果然通暢了之後,整個人更為神清氣爽。蒙妲麗也起個大早,聽說法老早上沒睡安生,一起來就洩了肚子,她還特意去查看了一下排洩物,然後恍然大悟:看來法老是開始服毒了,這也是個可憐人,還不如普通平民過得平和暢快呢!

她心裏抱著同情,記起法老本該在今天去盧克索神廟讀書,為了讓他身體松快點,蒙妲麗打算請個老師到皇宮裏來。

賽那沙摸摸阿肯娜媚的臉,拿手指點點她緊蹙的眉心,到底心頭松動下來。哪裏能指望她這麽快對自己交心呢?他尚且有許多不能言語的過去以及秘密,要是現在就要讓他對阿肯娜媚吐露,他既不願意也不敢這麽做,光是從前和夕梨的糾葛,就足夠阿肯娜媚離他遠遠的。

賽那沙身為庶子的一點好處是,他不會強迫他人,也願意為別人考慮。

但他也是個男人,他可以給阿肯娜媚時間,但前提是阿肯娜媚是從頭到腳只屬於他一個人的。身體、情感、理智、信任,甚至喜怒哀樂、愛恨嗔癡,還有那顆心,不能有一絲一毫保留,所有的一切都是他的。

必須全給他。

這是於他個人而言,放棄祖國,遠渡重洋,來到異國他鄉和一個女子結為夫婦的意義所在。

賽那沙嘆了口氣,彎下身把阿肯娜媚抱起來,輕手輕腳地將她放回床上,阿肯娜媚睡得很不安穩,幾乎賽那沙一有動作,她就醒了,賽那沙幹脆也躺了回去,讓阿肯娜媚趴在自己身上,二人明明親密無間,心思卻隔得如尼羅河兩岸那麽遠,阿肯娜媚聽著他平緩有力的心跳聲,心裏一酸,才要掙紮,就被賽那沙纏住了雙腳,禁錮了手腕。

阿肯娜媚拿手掌拍他,被賽那沙一口咬住了耳垂,整個人都軟了下去。

“我是想早些告訴你的,可是……”兩個原本陌生的人,要怎麽相信對方捧上來的毒藥呢,阿肯娜媚訥訥道:“你可以拒絕的。”

賽那沙放開她的耳朵,卻擰了一把她的腰肢,算作懲罰,趁著阿肯娜媚痛呼一聲假意斥道:“真是蠢女人,你就不明白你想要做的事情,我都會替你做到嗎?”

簡直就是赤裸裸的求愛,阿肯娜媚成長環境單純,哪裏面對過這樣不加掩飾的企圖,她頗不解風情地又開始掙紮:“放開我,你還沒好呢!”

賽那沙也是心有餘悸,訕訕地松了手:“就這麽說定了,喝毒藥的事情就按照慣例辦,你讓阿努比斯去和西德哈勒報道,我需要有人監視他,他能自由出入宮禁,實在讓我心有餘悸,你能夠理解的吧?”

這已經算是最好的解決之道了,阿肯娜媚當然不會拒絕,阿努比斯的去向就歸了新法老。

二人從寢室出來,法老被蒙妲麗上上下下看了足有三圈,見無論是毒副作用和男人尊嚴都沒有問題的樣子,她松了口氣道:“陛下,鑒於您今日早起不適,我把文書老師給您找來了,他雖然年紀小,卻是極為優秀的人,你們也見過面,並不陌生。”

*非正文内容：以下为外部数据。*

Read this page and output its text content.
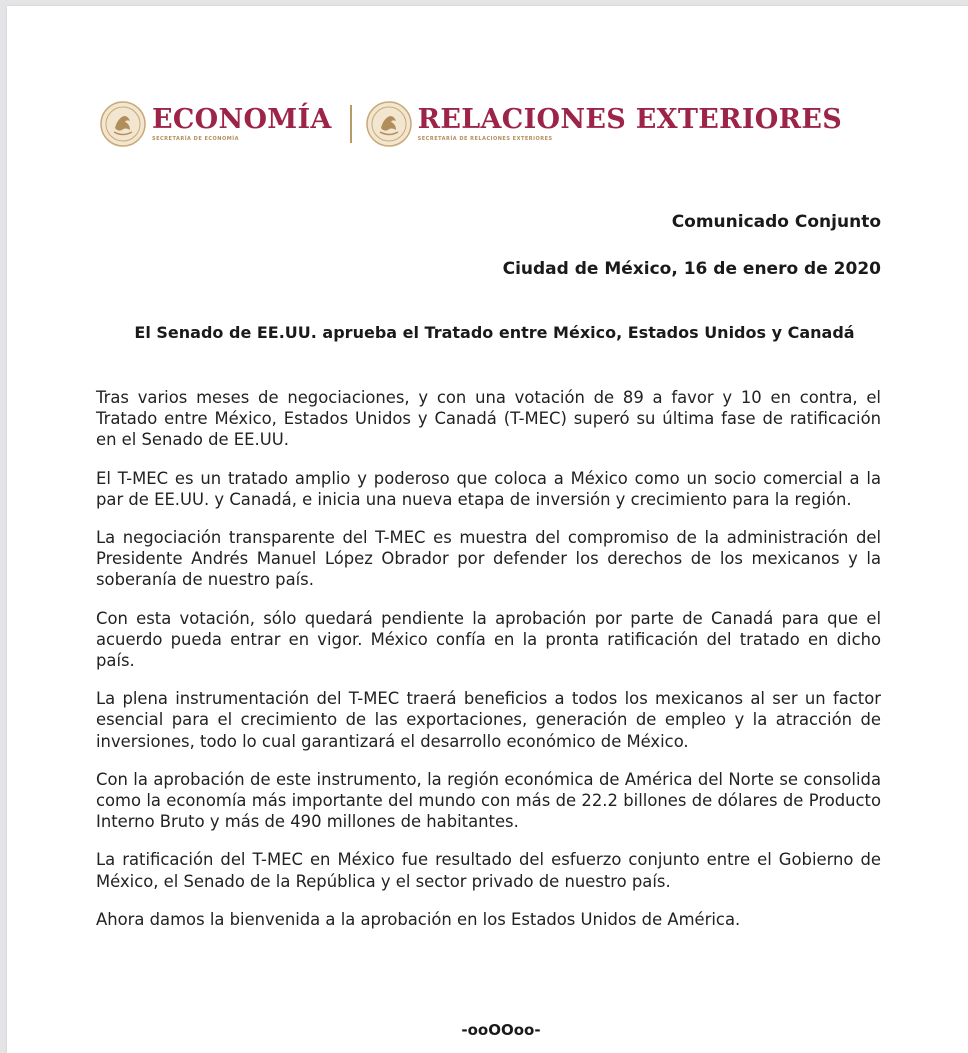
ECONOMÍA
SECRETARÍA DE ECONOMÍA
RELACIONES EXTERIORES
SECRETARÍA DE RELACIONES EXTERIORES
Comunicado Conjunto
Ciudad de México, 16 de enero de 2020
El Senado de EE.UU. aprueba el Tratado entre México, Estados Unidos y Canadá

Tras varios meses de negociaciones, y con una votación de 89 a favor y 10 en contra, el Tratado entre México, Estados Unidos y Canadá (T-MEC) superó su última fase de ratificación en el Senado de EE.UU.

El T-MEC es un tratado amplio y poderoso que coloca a México como un socio comercial a la par de EE.UU. y Canadá, e inicia una nueva etapa de inversión y crecimiento para la región.

La negociación transparente del T-MEC es muestra del compromiso de la administración del Presidente Andrés Manuel López Obrador por defender los derechos de los mexicanos y la soberanía de nuestro país.

Con esta votación, sólo quedará pendiente la aprobación por parte de Canadá para que el acuerdo pueda entrar en vigor. México confía en la pronta ratificación del tratado en dicho país.

La plena instrumentación del T-MEC traerá beneficios a todos los mexicanos al ser un factor esencial para el crecimiento de las exportaciones, generación de empleo y la atracción de inversiones, todo lo cual garantizará el desarrollo económico de México.

Con la aprobación de este instrumento, la región económica de América del Norte se consolida como la economía más importante del mundo con más de 22.2 billones de dólares de Producto Interno Bruto y más de 490 millones de habitantes.

La ratificación del T-MEC en México fue resultado del esfuerzo conjunto entre el Gobierno de México, el Senado de la República y el sector privado de nuestro país.

Ahora damos la bienvenida a la aprobación en los Estados Unidos de América.

-ooOOoo-
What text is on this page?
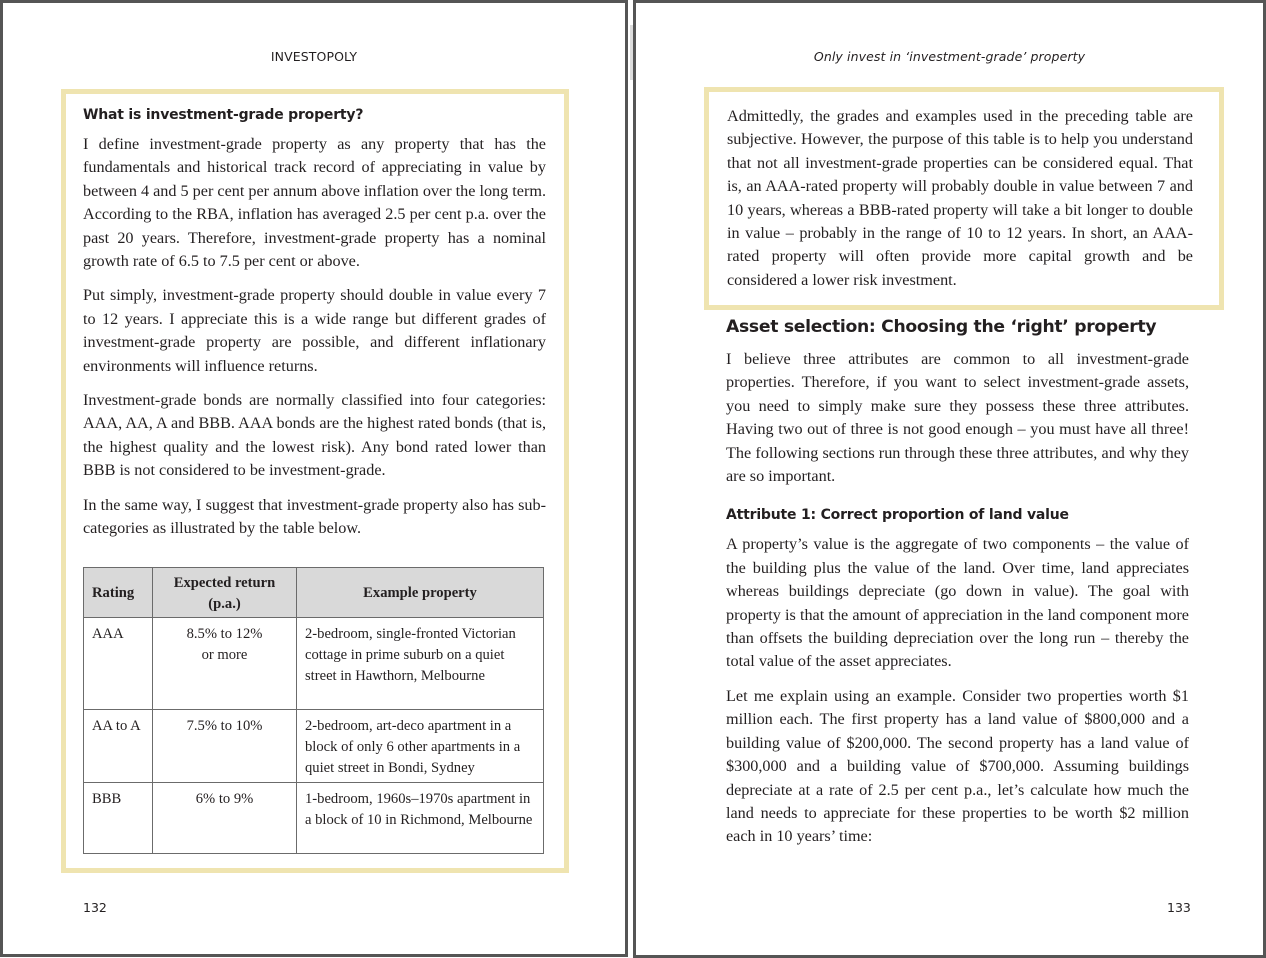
INVESTOPOLY
What is investment-grade property?

I define investment-grade property as any property that has the fundamentals and historical track record of appreciating in value by between 4 and 5 per cent per annum above inflation over the long term. According to the RBA, inflation has averaged 2.5 per cent p.a. over the past 20 years. Therefore, investment-grade property has a nominal growth rate of 6.5 to 7.5 per cent or above.

Put simply, investment-grade property should double in value every 7 to 12 years. I appreciate this is a wide range but different grades of investment-grade property are possible, and different inflationary environments will influence returns.

Investment-grade bonds are normally classified into four categories: AAA, AA, A and BBB. AAA bonds are the highest rated bonds (that is, the highest quality and the lowest risk). Any bond rated lower than BBB is not considered to be investment-grade.

In the same way, I suggest that investment-grade property also has sub-categories as illustrated by the table below.

Rating	Expected return (p.a.)	Example property
AAA	8.5% to 12% or more	2-bedroom, single-fronted Victorian cottage in prime suburb on a quiet street in Hawthorn, Melbourne
AA to A	7.5% to 10%	2-bedroom, art-deco apartment in a block of only 6 other apartments in a quiet street in Bondi, Sydney
BBB	6% to 9%	1-bedroom, 1960s–1970s apartment in a block of 10 in Richmond, Melbourne
132
Only invest in ‘investment-grade’ property

Admittedly, the grades and examples used in the preceding table are subjective. However, the purpose of this table is to help you understand that not all investment-grade properties can be considered equal. That is, an AAA-rated property will probably double in value between 7 and 10 years, whereas a BBB-rated property will take a bit longer to double in value – probably in the range of 10 to 12 years. In short, an AAA-rated property will often provide more capital growth and be considered a lower risk investment.

Asset selection: Choosing the ‘right’ property

I believe three attributes are common to all investment-grade properties. Therefore, if you want to select investment-grade assets, you need to simply make sure they possess these three attributes. Having two out of three is not good enough – you must have all three! The following sections run through these three attributes, and why they are so important.

Attribute 1: Correct proportion of land value

A property’s value is the aggregate of two components – the value of the building plus the value of the land. Over time, land appreciates whereas buildings depreciate (go down in value). The goal with property is that the amount of appreciation in the land component more than offsets the building depreciation over the long run – thereby the total value of the asset appreciates.

Let me explain using an example. Consider two properties worth $1 million each. The first property has a land value of $800,000 and a building value of $200,000. The second property has a land value of $300,000 and a building value of $700,000. Assuming buildings depreciate at a rate of 2.5 per cent p.a., let’s calculate how much the land needs to appreciate for these properties to be worth $2 million each in 10 years’ time:

133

穆薩從蒙妲麗的身後探出頭來,他曾是蒙妲麗的助手,是盧克索神廟的小書記官,只是賽那沙記得前次他去就醫的時候穆薩的態度並不友好,似乎很反感西臺人,結果一轉眼西臺人就成了埃及法老,穆薩遲疑地上前向賽那沙敬禮:“您好,陛下,我是穆薩,盧克索的書記官,您的文書總監耶爾古拜的兒子。”

“去我的書房,”見對方懂得眼色,不比上次那熊孩子樣討人厭,賽那沙也不為難他,轉身對阿肯娜媚柔聲道:“你自己去散個步,或者找皇太後說說話,課程結束了我去找你。”

法老向來不避忌表達自己對皇妃的心悅,這也令宮廷裏的人很是滿意。

穆薩今年才十二歲,若不是蒙妲麗的關系,他還從沒有進過底比斯的皇宮。那高貴美麗的皇妃的模樣已是讓他震驚了,法老夏宮又輝煌雄壯,以至於他坐進法老書房的時候,覺得這間房間樸素到簡直違和。不過是一張桌子,幾把椅子和堆滿卷宗的架子,顯得很冷清。

看著那些卷宗,穆薩似乎是在問賽那沙:你都看得懂嗎?

看得懂就不用上課了,賽那沙讓穆薩坐下,多問了一句:“你是耶爾古拜的兒子?”

這個男孩子還很小,就和滿大街的埃及孩子一樣。剃著光頭,只留一條麻花辮垂至右臉頰,用一個寬發夾將它固定在耳邊,身上戴著各色飾品:耳環、寬項鏈和手鐲,身穿打褶的纏腰布,一邊說話,一邊從隨身的筆盒裏驕傲地掏出一枝尾端飾著鴕鳥毛的筆桿。年紀不大,卻已經是學業最出色的年輕人了。

賽那沙突然想像自己和阿肯娜媚的孩子會是怎麽樣,除了長子成為皇位繼承人之外,若是自己多生養幾個兒子,總有一個也會成為書記官然後晉升大臣。孩子總是很可愛的,不過賽那沙覺得自己不喜歡那顆光頭配著麻花辮。

穆薩的開場不錯:“是,我的父親是耶爾古拜,您知道象形文字裏‘兒子’怎麽寫嗎?”

賽那沙很給面子地搖頭,穆薩得意道:“是一只鴨子。”

他在石灰板上畫了出來,手法嫻熟、筆觸細膩,躍然而生一只鴨子,然後他自豪地展示給賽那沙看。

“很好,”賽那沙沒有告訴他,自己在他這個年紀已經會六國的語言文字,因為西臺本身就是個多民族國家,而且埃及語也早會說,只不過不會寫罷了,但他不會去打擊這個小孩子:“那‘法老’怎麽寫呢?”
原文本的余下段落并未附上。